Suma Aéro-mécanique : savoir partager pour être performant

La PME albertine a une croissance régulière en fournissant à l’aéronautique et aux équipementiers du secteur de très petites séries. Elle vit le mouvement continu et le management partagé comme des clés de sa réussite.

Bruno Pézeril est un PDG heureux. Cet homme a fait toute sa carrière dans l’entreprise créée par son grandpère et il y passe douze heures par jour : « c’est facile car je suis passionné ! En arrivant en 1987 comme responsable technique j’ai apporté le numérique et depuis, on avance. » La belle usine (presque) neuve, claire, spacieuse, impeccable, sert principalement le secteur porteur de l’aéronautique (+7 % par an) et des clients historiques en mécanique.

Suma Aéro-mécanique s’est spécialisée dans les très petites séries de pièces complexes de 3 mm à 4 m ; elle assure usinage, assemblage et finitions sur métaux durs, titane, inox, alliages légers, polymères et investit en machines tous les ans. Elle développe le management partagé : « c’est indispensable, on a instauré des rituels pour partager l’information, on dialogue, on se réunit, les tableaux de bord affichés sont actualisés chaque semaine, on écoute les commentaires pour progresser. On n’a pas peur de tenter, on part d’un brouillon qui évolue en fonction des résultats et des avis de chacun. Si l’essai n’est pas concluant, on abandonne l’idée. Il faut être à la hauteur de notre réputation de belle boîte de mécanique. »

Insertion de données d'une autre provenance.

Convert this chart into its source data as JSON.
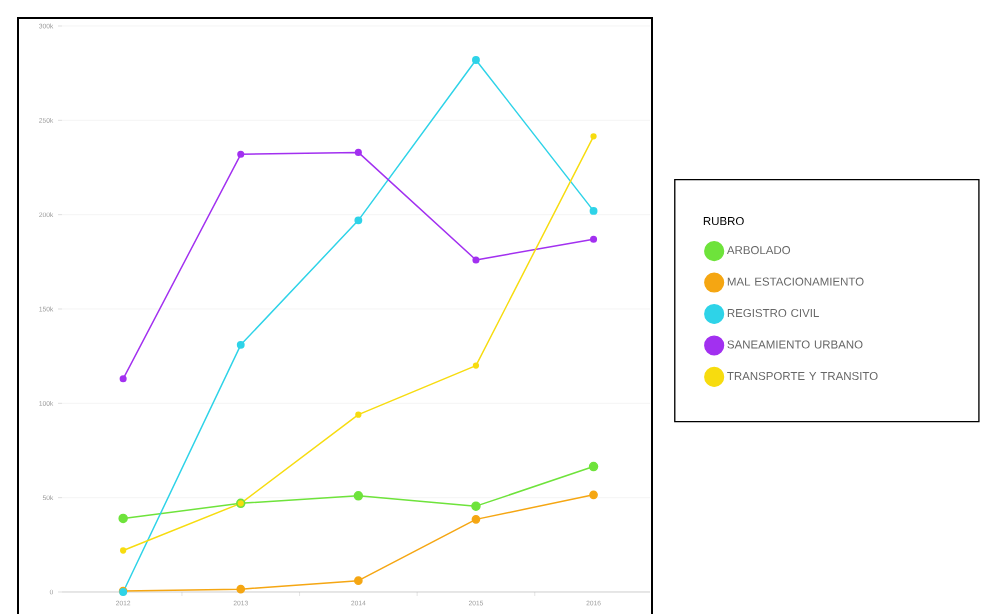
{
  "chart_data": {
    "type": "line",
    "legend_title": "RUBRO",
    "categories": [
      "2012",
      "2013",
      "2014",
      "2015",
      "2016"
    ],
    "series": [
      {
        "name": "ARBOLADO",
        "color": "#6ee33b",
        "values": [
          39000,
          47000,
          51000,
          45500,
          66500
        ]
      },
      {
        "name": "MAL ESTACIONAMIENTO",
        "color": "#f5a612",
        "values": [
          500,
          1500,
          6000,
          38500,
          51500
        ]
      },
      {
        "name": "REGISTRO CIVIL",
        "color": "#2ed3e8",
        "values": [
          0,
          131000,
          197000,
          282000,
          202000
        ]
      },
      {
        "name": "SANEAMIENTO URBANO",
        "color": "#a230f0",
        "values": [
          113000,
          232000,
          233000,
          176000,
          187000
        ]
      },
      {
        "name": "TRANSPORTE Y TRANSITO",
        "color": "#f7dc0f",
        "values": [
          22000,
          47000,
          94000,
          120000,
          241500
        ]
      }
    ],
    "ylim": [
      0,
      300000
    ],
    "yticks": [
      0,
      {
        "value": 50000,
        "label": "50k"
      },
      {
        "value": 100000,
        "label": "100k"
      },
      {
        "value": 150000,
        "label": "150k"
      },
      {
        "value": 200000,
        "label": "200k"
      },
      {
        "value": 250000,
        "label": "250k"
      },
      {
        "value": 300000,
        "label": "300k"
      }
    ],
    "grid": "y",
    "legend": "right",
    "marker": "circle",
    "line_style": "solid"
  }
}
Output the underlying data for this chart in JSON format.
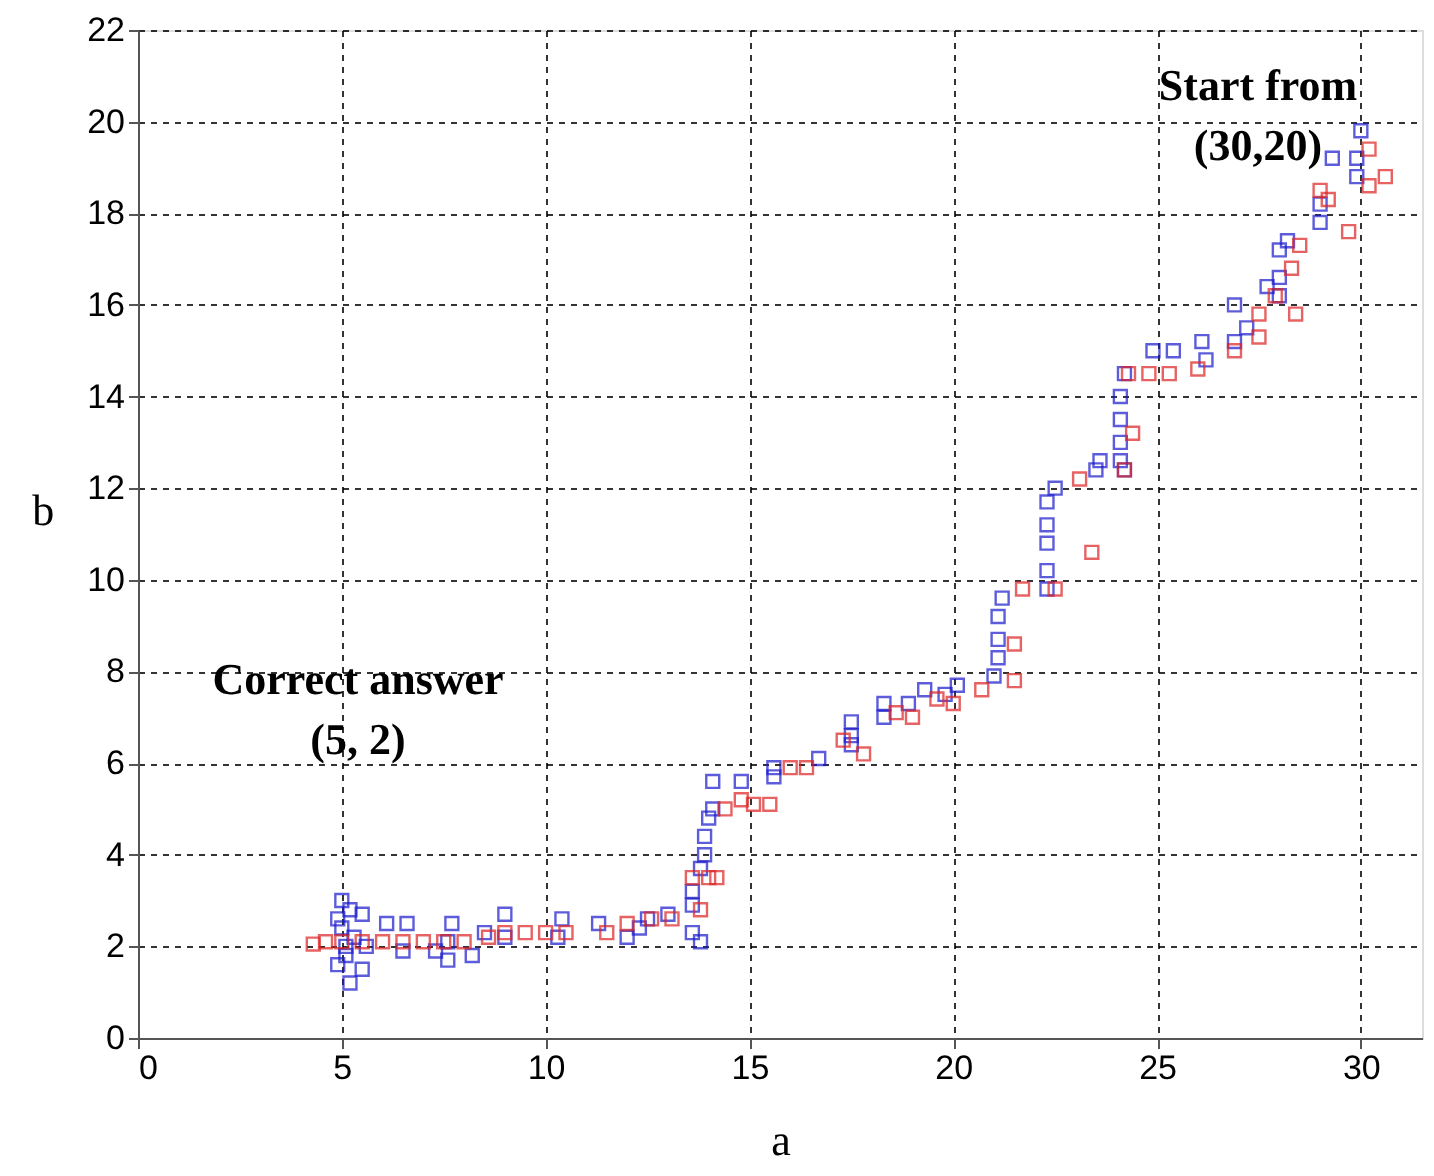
{
  "chart_data": {
    "type": "scatter",
    "xlabel": "a",
    "ylabel": "b",
    "xlim": [
      0,
      31.5
    ],
    "xticks": [
      0,
      5,
      10,
      15,
      20,
      25,
      30
    ],
    "ylim": [
      0,
      22
    ],
    "yticks": [
      0,
      2,
      4,
      6,
      8,
      10,
      12,
      14,
      16,
      18,
      20,
      22
    ],
    "grid": true,
    "marker": "square",
    "annotations": [
      "Correct answer\n(5, 2)",
      "Start from\n(30,20)"
    ],
    "series": [
      {
        "color": "#1a1acc",
        "x": [
          30,
          29.9,
          29.9,
          29.3,
          29,
          29,
          28.2,
          28,
          28,
          28,
          27.7,
          27.2,
          26.9,
          26.9,
          26.1,
          25.4,
          26.2,
          24.9,
          24.2,
          24.1,
          24.1,
          24.1,
          24.1,
          24.2,
          23.6,
          23.5,
          22.5,
          22.3,
          22.3,
          22.3,
          22.3,
          22.3,
          21.2,
          21.1,
          21.1,
          21.1,
          21,
          20.1,
          19.8,
          19.3,
          18.9,
          18.3,
          18.3,
          17.5,
          17.5,
          17.5,
          16.7,
          15.6,
          15.6,
          14.8,
          14.1,
          14.1,
          14,
          13.9,
          13.9,
          13.8,
          13.6,
          13.6,
          13.6,
          13.8,
          13,
          12.5,
          12.3,
          12,
          11.3,
          10.4,
          10.3,
          9,
          9,
          8.5,
          8.2,
          7.7,
          7.6,
          7.6,
          7.3,
          6.6,
          6.5,
          6.1,
          5.6,
          5.5,
          5.5,
          5.3,
          5.2,
          5.2,
          5.1,
          5,
          5,
          4.9,
          4.9,
          5.1
        ],
        "values": [
          19.8,
          19.2,
          18.8,
          19.2,
          18.2,
          17.8,
          17.4,
          17.2,
          16.6,
          16.2,
          16.4,
          15.5,
          16,
          15.2,
          15.2,
          15,
          14.8,
          15,
          14.5,
          14,
          13.5,
          13,
          12.6,
          12.4,
          12.6,
          12.4,
          12,
          11.7,
          11.2,
          10.8,
          10.2,
          9.8,
          9.6,
          9.2,
          8.7,
          8.3,
          7.9,
          7.7,
          7.5,
          7.6,
          7.3,
          7.3,
          7,
          6.9,
          6.6,
          6.4,
          6.1,
          5.9,
          5.7,
          5.6,
          5.6,
          5,
          4.8,
          4.4,
          4,
          3.7,
          3.2,
          2.9,
          2.3,
          2.1,
          2.7,
          2.6,
          2.4,
          2.2,
          2.5,
          2.6,
          2.2,
          2.7,
          2.2,
          2.3,
          1.8,
          2.5,
          2.1,
          1.7,
          1.9,
          2.5,
          1.9,
          2.5,
          2,
          2.7,
          1.5,
          2.2,
          2.8,
          1.2,
          1.8,
          2.4,
          3,
          2.6,
          1.6,
          2
        ]
      },
      {
        "color": "#dd2222",
        "x": [
          30.6,
          30.2,
          30.2,
          29.7,
          29.2,
          29,
          28.5,
          28.3,
          27.9,
          27.5,
          28.4,
          26.9,
          27.5,
          26,
          25.3,
          24.8,
          24.3,
          24.4,
          24.2,
          23.4,
          23.1,
          22.5,
          21.7,
          21.5,
          21.5,
          20.7,
          20,
          19.6,
          19,
          18.6,
          17.8,
          17.3,
          16.4,
          16,
          15.5,
          15.1,
          14.8,
          14.4,
          14.2,
          14,
          13.6,
          13.8,
          13.1,
          12.6,
          12,
          11.5,
          10.5,
          10,
          9.5,
          9,
          8.6,
          8,
          7.5,
          7,
          6.5,
          6,
          5.5,
          5,
          4.6,
          4.3
        ],
        "values": [
          18.8,
          19.4,
          18.6,
          17.6,
          18.3,
          18.5,
          17.3,
          16.8,
          16.2,
          15.8,
          15.8,
          15,
          15.3,
          14.6,
          14.5,
          14.5,
          14.5,
          13.2,
          12.4,
          10.6,
          12.2,
          9.8,
          9.8,
          8.6,
          7.8,
          7.6,
          7.3,
          7.4,
          7,
          7.1,
          6.2,
          6.5,
          5.9,
          5.9,
          5.1,
          5.1,
          5.2,
          5,
          3.5,
          3.5,
          3.5,
          2.8,
          2.6,
          2.6,
          2.5,
          2.3,
          2.3,
          2.3,
          2.3,
          2.3,
          2.2,
          2.1,
          2.1,
          2.1,
          2.1,
          2.1,
          2.1,
          2.1,
          2.1,
          2.05
        ]
      }
    ]
  }
}
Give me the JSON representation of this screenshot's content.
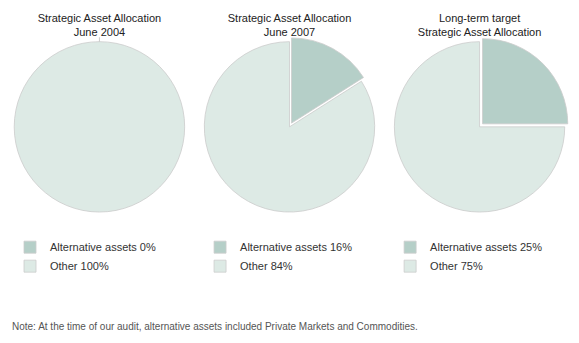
{
  "chart_data": [
    {
      "type": "pie",
      "title": "Strategic Asset Allocation\nJune 2004",
      "categories": [
        "Alternative assets 0%",
        "Other 100%"
      ],
      "values": [
        0,
        100
      ],
      "colors": [
        "#b5cfc8",
        "#ddeae5"
      ],
      "legend": "bottom"
    },
    {
      "type": "pie",
      "title": "Strategic Asset Allocation\nJune 2007",
      "categories": [
        "Alternative assets 16%",
        "Other 84%"
      ],
      "values": [
        16,
        84
      ],
      "colors": [
        "#b5cfc8",
        "#ddeae5"
      ],
      "legend": "bottom"
    },
    {
      "type": "pie",
      "title": "Long-term target\nStrategic Asset Allocation",
      "categories": [
        "Alternative assets 25%",
        "Other 75%"
      ],
      "values": [
        25,
        75
      ],
      "colors": [
        "#b5cfc8",
        "#ddeae5"
      ],
      "legend": "bottom"
    }
  ],
  "annotations": [
    "Note: At the time of our audit, alternative assets included Private Markets and Commodities."
  ]
}
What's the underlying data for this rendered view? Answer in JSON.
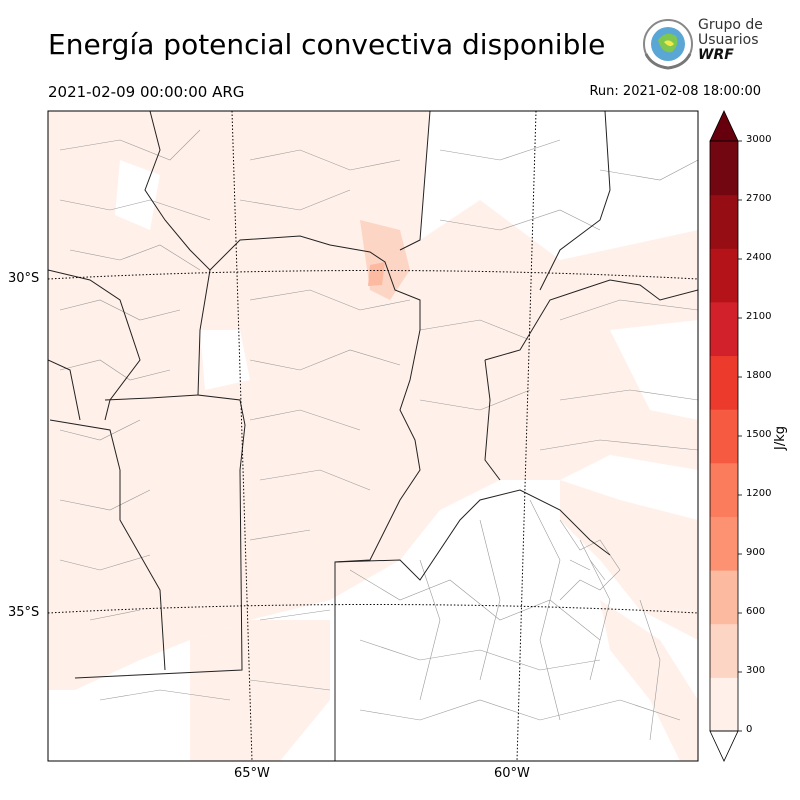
{
  "header": {
    "title": "Energía potencial convectiva disponible",
    "valid_time": "2021-02-09 00:00:00 ARG",
    "run_time": "Run: 2021-02-08 18:00:00"
  },
  "logo": {
    "line1": "Grupo de",
    "line2": "Usuarios",
    "line3": "WRF"
  },
  "map": {
    "lat_labels": [
      "30°S",
      "35°S"
    ],
    "lon_labels": [
      "65°W",
      "60°W"
    ]
  },
  "colorbar": {
    "unit": "J/kg",
    "levels": [
      0,
      300,
      600,
      900,
      1200,
      1500,
      1800,
      2100,
      2400,
      2700,
      3000
    ],
    "colors": [
      "#fff0ea",
      "#fdd5c4",
      "#fcbba1",
      "#fc9272",
      "#fb7c5c",
      "#f65a40",
      "#ec3a2c",
      "#d2212a",
      "#b41419",
      "#960d13",
      "#730711"
    ],
    "over_color": "#67000d",
    "under_color": "#ffffff"
  }
}
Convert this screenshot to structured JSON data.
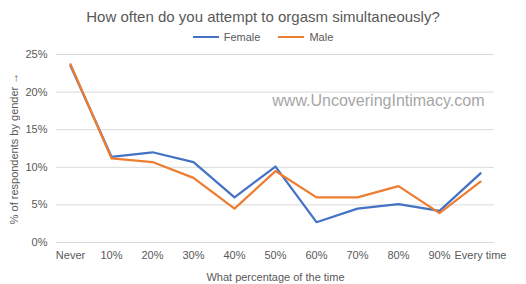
{
  "chart_data": {
    "type": "line",
    "title": "How often do you attempt to orgasm simultaneously?",
    "x_label": "What percentage of the time",
    "y_label": "% of respondents by gender",
    "categories": [
      "Never",
      "10%",
      "20%",
      "30%",
      "40%",
      "50%",
      "60%",
      "70%",
      "80%",
      "90%",
      "Every time"
    ],
    "series": [
      {
        "name": "Female",
        "color": "#4472c4",
        "values": [
          23.5,
          11.4,
          12.0,
          10.7,
          6.0,
          10.1,
          2.7,
          4.5,
          5.1,
          4.2,
          9.2
        ]
      },
      {
        "name": "Male",
        "color": "#ed7d31",
        "values": [
          23.7,
          11.2,
          10.7,
          8.6,
          4.5,
          9.5,
          6.0,
          6.0,
          7.5,
          3.9,
          8.1
        ]
      }
    ],
    "ylim": [
      0,
      25
    ],
    "yticks": [
      {
        "value": 0,
        "label": "0%"
      },
      {
        "value": 5,
        "label": "5%"
      },
      {
        "value": 10,
        "label": "10%"
      },
      {
        "value": 15,
        "label": "15%"
      },
      {
        "value": 20,
        "label": "20%"
      },
      {
        "value": 25,
        "label": "25%"
      }
    ],
    "grid": true,
    "legend": "top",
    "annotations": [
      {
        "text": "www.UncoveringIntimacy.com"
      }
    ]
  }
}
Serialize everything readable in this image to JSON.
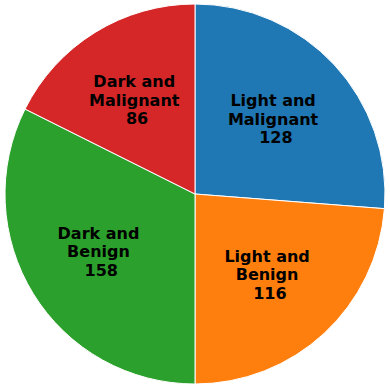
{
  "chart_data": {
    "type": "pie",
    "categories": [
      "Light and\nMalignant\n128",
      "Light and\nBenign\n116",
      "Dark and\nBenign\n158",
      "Dark and\nMalignant\n86"
    ],
    "values": [
      128,
      116,
      158,
      86
    ]
  }
}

Une entreprise en mouvement

Bruno Pézeril fait tout pour honorer les commandes de grands clients comme le voisin Stelia à Méaulte et dans les autres sites du groupe, plus Dassault, Airbus et les équipementiers du secteur. Suma Aéro-mécanique entend être précis, assurer la qualité dans les délais. « On est à 95 % de livraison à temps, on doit encore progresser car les acheteurs du secteur tendent à réduire les coûts en continu. »

L’entreprise est fluide et agile, avec une moyenne d’âge plafonnée à 36 ans : « la hiérarchie pure et dure ne fonctionne pas, les jeunes veulent de la reconnaissance, une évolution rapide avec des perspectives pour la société comme pour eux, ils aiment se sentir dans une entreprise en mouvement, c’est naturel pour leur génération. Pour qu’ils se sentent bien et soient performants, qu’ils se consacrent exclusivement à leur tâche dans de bonnes conditions, à nous de régler les problèmes autour. »

Pour saluer leur performance, ils reçoivent une prime annuelle conséquente, qui est liée à la fois aux résultats de l’entreprise et à l’assiduité individuelle. Suma Aéro-mécanique n’a pas de soucis pour recruter car elle table sur l’apprentissage (du bac pro à la licence pro) : « c’est un risque car ces jeunes apprennent logiquement sur le produit destiné au client mais c’est efficace. »

Et pour améliorer les délais et l’efficacité, un « service d’urgence » est en cours d’installation au sein de l’atelier. De quoi conforter le chiffre d’affaires en augmentation de 5,8 millions en 2011 à 8 millions en 2016.